LINE OF CREDIT. This Note evidences a revolving line of credit. Advances under
this Note may be requested either orally or in writing by Borrower or by an
authorized person. Lender may, but need not, require that all oral requests be
confirmed in writing. All communications, instructions, or directions by
telephone or otherwise to Lender are to be directed to Lender's office shown
above. Borrower agrees to be liable for all sums either: (A) advanced in
accordance with the instructions of an authorized person or (B) credited to any
of Borrower's accounts with Lender. The unpaid principal balance owing on this
Note at any time may be evidenced by endorsements on this Note or by Lender's
internal records, including daily computer print-outs. Lender will have no
obligation to advance funds under this Note if: (A) Borrower or any guarantor is
in default under the terms of this Note or any agreement that Borrower or any
guarantor has with Lender, including any agreement made in connection with the
signing of this Note; (B) Borrower or any guarantor ceases doing business or is
insolvent; (C) any guarantor seeks, claims or otherwise attempts to limit,
modify or revoke such guarantor's guarantee of this Note or any other loan with
Lender; or (D) Borrower has applied funds provided pursuant to this Note for
purposes other than those authorized by Lender.

USA PATRIOT ACT. IMPORTANT INFORMATION ABOUT PROCEDURES FOR OPENING A NEW
ACCOUNT. To help the government fight the funding of terrorism and money
laundering activities, Federal law requires all financial institutions to
obtain, verify, and record information that identifies each business entity that
opens an account.

What this means to you: When you open an account, we will ask for Federal Tax
Identification Number, physical street address of your business, full legal name
of your business and other information that will allow us to identify your
company. We may also ask you to provide copies of certain documents that will
aid in confirming this information.

SUCCESSOR INTERESTS. The terms of this Note shall be binding upon Borrower, and
upon Borrower's heirs, personal representatives, successors and assigns, and
shall inure to the benefit of Lender and its successors and assigns.

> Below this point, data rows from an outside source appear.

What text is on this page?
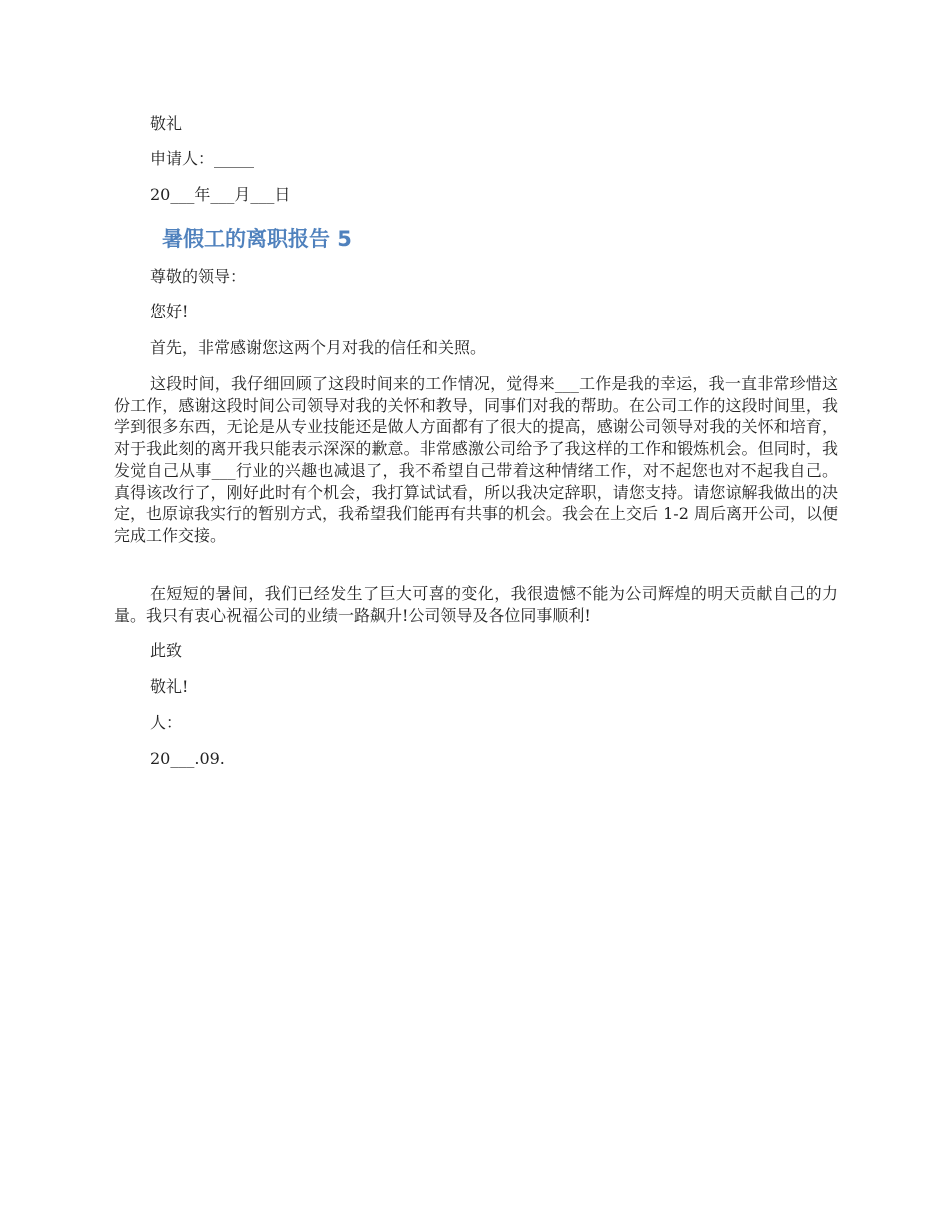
敬礼
申请人：_____
20___年___月___日
暑假工的离职报告 5
尊敬的领导：
您好!
首先，非常感谢您这两个月对我的信任和关照。
这段时间，我仔细回顾了这段时间来的工作情况，觉得来___工作是我的幸运，我一直非常珍惜这份工作，感谢这段时间公司领导对我的关怀和教导，同事们对我的帮助。在公司工作的这段时间里，我学到很多东西，无论是从专业技能还是做人方面都有了很大的提高，感谢公司领导对我的关怀和培育，对于我此刻的离开我只能表示深深的歉意。非常感激公司给予了我这样的工作和锻炼机会。但同时，我发觉自己从事___行业的兴趣也减退了，我不希望自己带着这种情绪工作，对不起您也对不起我自己。真得该改行了，刚好此时有个机会，我打算试试看，所以我决定辞职，请您支持。请您谅解我做出的决定，也原谅我实行的暂别方式，我希望我们能再有共事的机会。我会在上交后 1-2 周后离开公司，以便完成工作交接。
在短短的暑间，我们已经发生了巨大可喜的变化，我很遗憾不能为公司辉煌的明天贡献自己的力量。我只有衷心祝福公司的业绩一路飙升!公司领导及各位同事顺利!
此致
敬礼!
人：
20___.09.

GENERAL PROVISIONS. Lender may delay or forgo enforcing any of its rights or
remedies under this Note without losing them. Borrower and any other person who
signs, guarantees or endorses this Note, to the extent allowed by law, waive
presentment, demand for payment, and notice of dishonor. Upon any change in the
terms of this Note, and unless otherwise expressly stated in writing, no party
who signs this Note, whether as maker, guarantor, accommodation maker or
endorser, shall be released from liability. All such parties agree that Lender
may renew or extend (repeatedly and for any length of time) this loan or release
any party or guarantor or collateral; or impair, fail to realize upon or perfect
Lender's security interest in the collateral; and take any other action deemed
necessary by Lender without the consent of or notice to anyone. All such parties
also agree that Lender may modify this loan without the consent of or notice to
anyone other than the party with whom the modification is made. The obligations
under this Note are joint and several.

PRIOR TO SIGNING THIS NOTE, BORROWER READ AND UNDERSTOOD ALL THE PROVISIONS OF
THIS NOTE. INCLUDING THE VARIABLE INTEREST RATE PROVISIONS. BORROWER AGREES TO
THE TERMS OF THE NOTE.

BORROWER ACKNOWLEDGES RECEIPT OF A COMPLETED COPY OF THIS PROMISSORY NOTE.

BORROWER:

HOME BANCSHARES, INC.


By: /s/ Randy Mayor
    -----------------------------------------------
    RANDY MAYOR, TREASURER OF HOME BANCSHARES, INC.